Asia’s increased revenue was driven by the Australian market, as well as subsea activity in China, resulting in a very positive year, ending 29.5% higher than 2012.

Middle East North Africa finished 5.2% higher due to a strong performance in Saudi Arabia, particularly well testing.

In North American Land, revenue declined by 7.2% as a result of lower gas prices and reduced rig activity/numbers in gas basins.  However the North America Offshore business exhibited steady growth and finished the year with revenue up 16.7%. This was primarily driven by strong levels of well test, subsea and perforation activity in the Gulf of Mexico.

Latin America had an excellent year, with revenue growth of 52.9% thanks to buoyant wireline activity, combined with increased activity in well testing, fluids and subsea work in Brazil.

Expro PTI, the company’s production solutions business, also demonstrated extremely strong results and high growth, with an increase in revenue of 67.9% in comparison to the previous year.

Finally, Equipment Sales continued to deliver notable growth, improving revenue by 31.8% on the previous year.

Cashflow and balance sheet

The increase in Headline EBITDA, combined with effective management in Expro’s asset utilisation, capital expenditure and a focus on working capital, resulted in increased operating free cashflow of $123.2m (2012: outflow of $44.0m).

The sale of Expro’s non-core C&M business generated net proceeds (after transaction costs) of $591.5m, of which $408.5m was used to repay senior debt, with the remainder earmarked for investment in the business.  This de-leveraging resulted in lower cash interest costs of $198.9m from $212.5m, with a further reduction expected on the full year effect in the cost of financing in the year to 31 March 2014.

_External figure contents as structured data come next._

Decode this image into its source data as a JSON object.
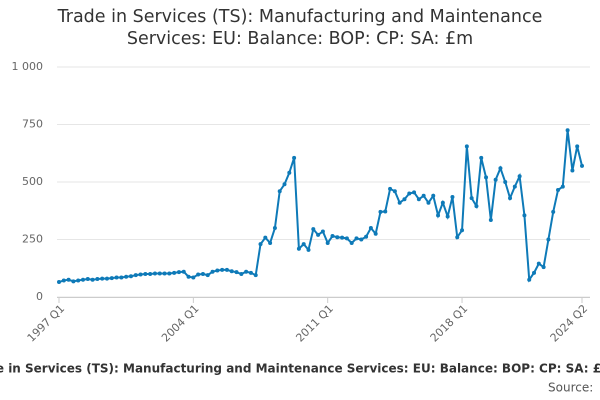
{
  "chart_data": {
    "type": "line",
    "title": "Trade in Services (TS): Manufacturing and Maintenance Services: EU: Balance: BOP: CP: SA: £m",
    "source": "Source:",
    "categories": [
      "1997 Q1",
      null,
      null,
      null,
      null,
      null,
      null,
      null,
      null,
      null,
      null,
      null,
      null,
      null,
      null,
      null,
      null,
      null,
      null,
      null,
      null,
      null,
      null,
      null,
      null,
      null,
      null,
      null,
      "2004 Q1",
      null,
      null,
      null,
      null,
      null,
      null,
      null,
      null,
      null,
      null,
      null,
      null,
      null,
      null,
      null,
      null,
      null,
      null,
      null,
      null,
      null,
      null,
      null,
      null,
      null,
      null,
      null,
      "2011 Q1",
      null,
      null,
      null,
      null,
      null,
      null,
      null,
      null,
      null,
      null,
      null,
      null,
      null,
      null,
      null,
      null,
      null,
      null,
      null,
      null,
      null,
      null,
      null,
      null,
      null,
      null,
      null,
      "2018 Q1",
      null,
      null,
      null,
      null,
      null,
      null,
      null,
      null,
      null,
      null,
      null,
      null,
      null,
      null,
      null,
      null,
      null,
      null,
      null,
      null,
      null,
      null,
      null,
      null,
      "2024 Q2"
    ],
    "series": [
      {
        "color": "#0e7ab8",
        "values": [
          65,
          72,
          75,
          68,
          72,
          75,
          78,
          75,
          78,
          80,
          80,
          82,
          85,
          85,
          88,
          90,
          95,
          98,
          100,
          100,
          102,
          102,
          102,
          102,
          105,
          108,
          110,
          88,
          85,
          98,
          100,
          95,
          110,
          115,
          118,
          118,
          112,
          108,
          100,
          110,
          105,
          95,
          230,
          258,
          235,
          300,
          460,
          490,
          540,
          605,
          210,
          230,
          205,
          295,
          270,
          285,
          235,
          265,
          260,
          258,
          255,
          235,
          255,
          250,
          262,
          300,
          275,
          370,
          372,
          470,
          460,
          410,
          425,
          450,
          455,
          425,
          440,
          410,
          440,
          355,
          410,
          350,
          435,
          260,
          290,
          655,
          430,
          395,
          605,
          520,
          335,
          510,
          560,
          500,
          430,
          480,
          525,
          355,
          75,
          105,
          145,
          130,
          250,
          370,
          465,
          480,
          725,
          550,
          655,
          570
        ]
      }
    ],
    "ylim": [
      0,
      1000
    ],
    "yticks": [
      0,
      250,
      500,
      750,
      {
        "value": 1000,
        "label": "1 000"
      }
    ],
    "grid": true
  }
}
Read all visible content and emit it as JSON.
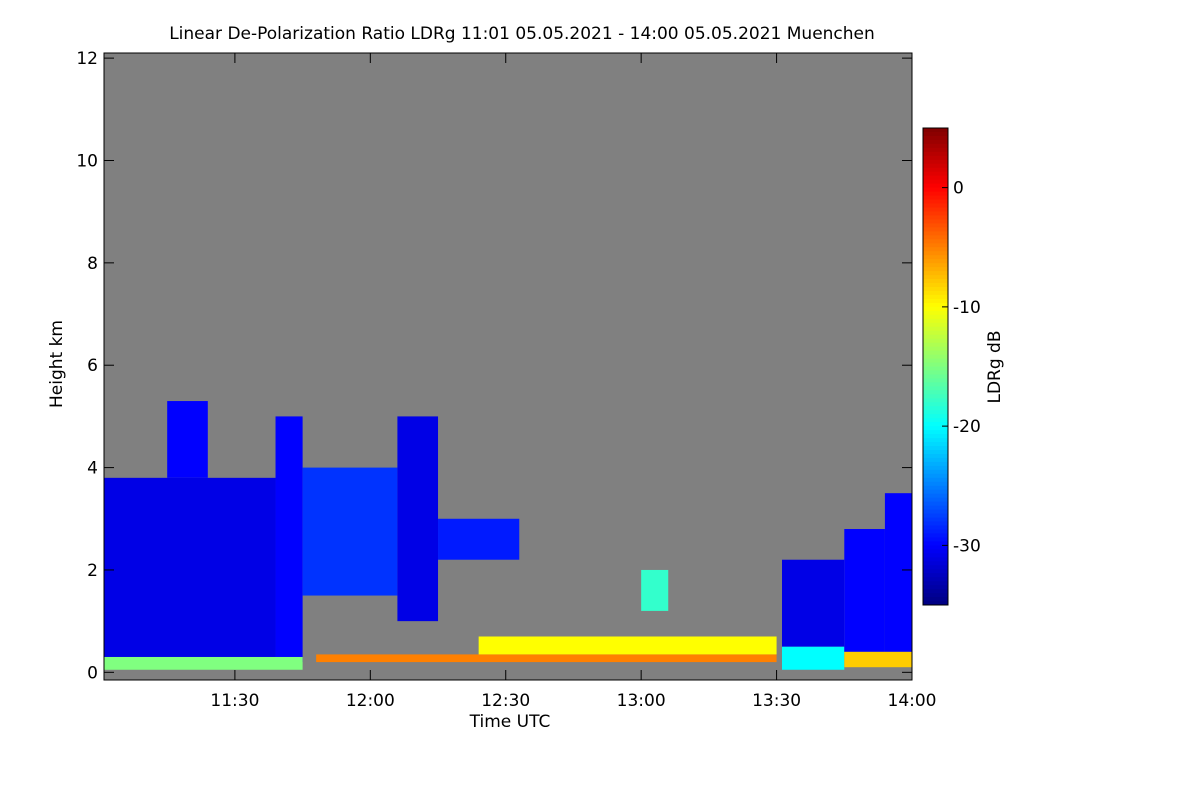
{
  "chart_data": {
    "type": "heatmap",
    "title": "Linear De-Polarization Ratio LDRg   11:01 05.05.2021 - 14:00 05.05.2021 Muenchen",
    "x_label": "Time UTC",
    "y_label": "Height km",
    "colorbar_label": "LDRg dB",
    "xlim": [
      11.0167,
      14.0
    ],
    "xticks": [
      {
        "value": 11.5,
        "label": "11:30"
      },
      {
        "value": 12.0,
        "label": "12:00"
      },
      {
        "value": 12.5,
        "label": "12:30"
      },
      {
        "value": 13.0,
        "label": "13:00"
      },
      {
        "value": 13.5,
        "label": "13:30"
      },
      {
        "value": 14.0,
        "label": "14:00"
      }
    ],
    "ylim": [
      -0.15,
      12.1
    ],
    "yticks": [
      0,
      2,
      4,
      6,
      8,
      10,
      12
    ],
    "clim": [
      -35,
      5
    ],
    "cticks": [
      0,
      -10,
      -20,
      -30
    ],
    "background": "#808080",
    "cells": [
      {
        "x": [
          11.0167,
          11.65
        ],
        "y": [
          0.2,
          3.8
        ],
        "value": -31
      },
      {
        "x": [
          11.25,
          11.4
        ],
        "y": [
          3.8,
          5.3
        ],
        "value": -30
      },
      {
        "x": [
          11.65,
          11.75
        ],
        "y": [
          0.2,
          5.0
        ],
        "value": -30
      },
      {
        "x": [
          11.75,
          12.1
        ],
        "y": [
          1.5,
          4.0
        ],
        "value": -28
      },
      {
        "x": [
          12.1,
          12.25
        ],
        "y": [
          1.0,
          5.0
        ],
        "value": -31
      },
      {
        "x": [
          12.25,
          12.55
        ],
        "y": [
          2.2,
          3.0
        ],
        "value": -29
      },
      {
        "x": [
          11.0167,
          11.75
        ],
        "y": [
          0.05,
          0.3
        ],
        "value": -15
      },
      {
        "x": [
          11.8,
          13.5
        ],
        "y": [
          0.2,
          0.35
        ],
        "value": -5
      },
      {
        "x": [
          12.4,
          13.5
        ],
        "y": [
          0.35,
          0.7
        ],
        "value": -10
      },
      {
        "x": [
          13.0,
          13.1
        ],
        "y": [
          1.2,
          2.0
        ],
        "value": -18
      },
      {
        "x": [
          13.52,
          13.75
        ],
        "y": [
          0.5,
          2.2
        ],
        "value": -31
      },
      {
        "x": [
          13.52,
          13.75
        ],
        "y": [
          0.05,
          0.5
        ],
        "value": -20
      },
      {
        "x": [
          13.75,
          13.9
        ],
        "y": [
          0.4,
          2.8
        ],
        "value": -30
      },
      {
        "x": [
          13.9,
          14.0
        ],
        "y": [
          0.4,
          3.5
        ],
        "value": -30
      },
      {
        "x": [
          13.75,
          14.0
        ],
        "y": [
          0.1,
          0.4
        ],
        "value": -8
      }
    ]
  }
}
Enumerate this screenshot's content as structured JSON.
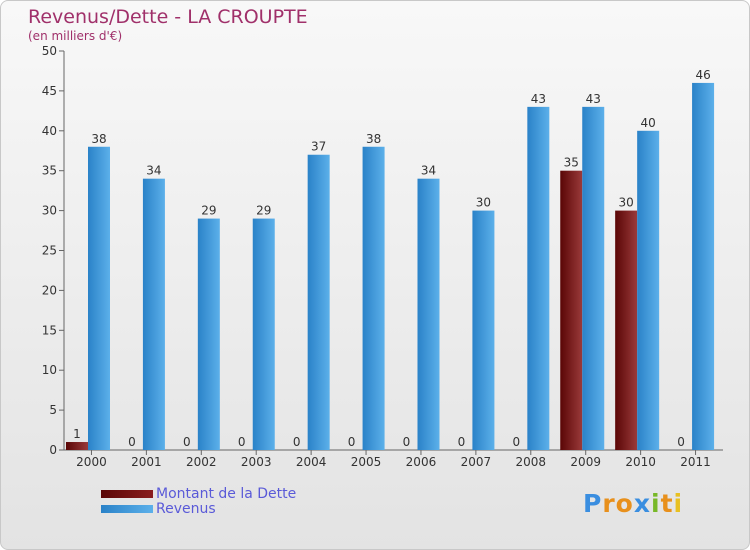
{
  "title": "Revenus/Dette - LA CROUPTE",
  "subtitle": "(en milliers d'€)",
  "colors": {
    "title": "#a0306a",
    "dette_dark": "#5a0606",
    "dette_light": "#9a3a3a",
    "revenus_dark": "#2a82c8",
    "revenus_light": "#5cb0ea",
    "axis": "#666666",
    "legend_text": "#5a5ad8"
  },
  "chart_data": {
    "type": "bar",
    "title": "Revenus/Dette - LA CROUPTE",
    "subtitle": "(en milliers d'€)",
    "xlabel": "",
    "ylabel": "",
    "categories": [
      "2000",
      "2001",
      "2002",
      "2003",
      "2004",
      "2005",
      "2006",
      "2007",
      "2008",
      "2009",
      "2010",
      "2011"
    ],
    "series": [
      {
        "name": "Montant de la Dette",
        "values": [
          1,
          0,
          0,
          0,
          0,
          0,
          0,
          0,
          0,
          35,
          30,
          0
        ]
      },
      {
        "name": "Revenus",
        "values": [
          38,
          34,
          29,
          29,
          37,
          38,
          34,
          30,
          43,
          43,
          40,
          46
        ]
      }
    ],
    "ylim": [
      0,
      50
    ],
    "yticks": [
      0,
      5,
      10,
      15,
      20,
      25,
      30,
      35,
      40,
      45,
      50
    ],
    "grid": false,
    "legend_position": "bottom-left"
  },
  "legend": {
    "items": [
      {
        "label": "Montant de la Dette",
        "color": "#6e0c0c"
      },
      {
        "label": "Revenus",
        "color": "#4aa3e6"
      }
    ]
  },
  "logo": {
    "letters": [
      "P",
      "r",
      "o",
      "x",
      "i",
      "t",
      "i"
    ],
    "colors": [
      "#3a8ee0",
      "#e8901c",
      "#e8901c",
      "#3a8ee0",
      "#78b828",
      "#e8901c",
      "#e8c020"
    ]
  }
}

$4.1bn of shareholder loans were capitalised as equity, reducing the Group’s ongoing non-cash interest costs by $498.7m, resulting in a $482.8m equity position from a $3.24bn cumulative deficit at the end of last year. Net debt improved by $385.8m to close at $1.81bn.

These strong financial results mark Expro’s 40th anniversary in 2013, including the re-launch of the company’s six core areas of capability: exploration and appraisal testing, subsea safety systems, drilling and completion, flowback and clean-up, production and well integrity and intervention.  The company has continued to invest in its workforce over the past year, hiring over 1,000 people globally, developing a range of employee development and retention programmes to meet the business’ operational demands.

Commenting on Expro’s overall performance, CEO, Charles Woodburn, said:

“Expro has performed well during the year, delivering excellent growth across the business. We believe that our continued focus on efficient delivery in our core competencies of well testing and well intervention, together with our investment in subsea safety systems and production systems, competitively positions us within the market place.  This has enabled us to generate robust financial returns through effective investment of our resources.

“Our strong EBITDA performance, coupled with the bolstering of our balance sheet through the sale of our non-core Connectors and Measurements business, has enhanced Expro’s capital structure and ability to generate cash to reinvest into the core business.

As we look forward to the year ahead, Expro will continue to invest in improving its asset base, while expanding and developing our work force.

With a strong order book and continued commitment to safe and effective service delivery, we feel confident in delivering further growth in 2014.”

All comparative percentages in this section are in constant currency.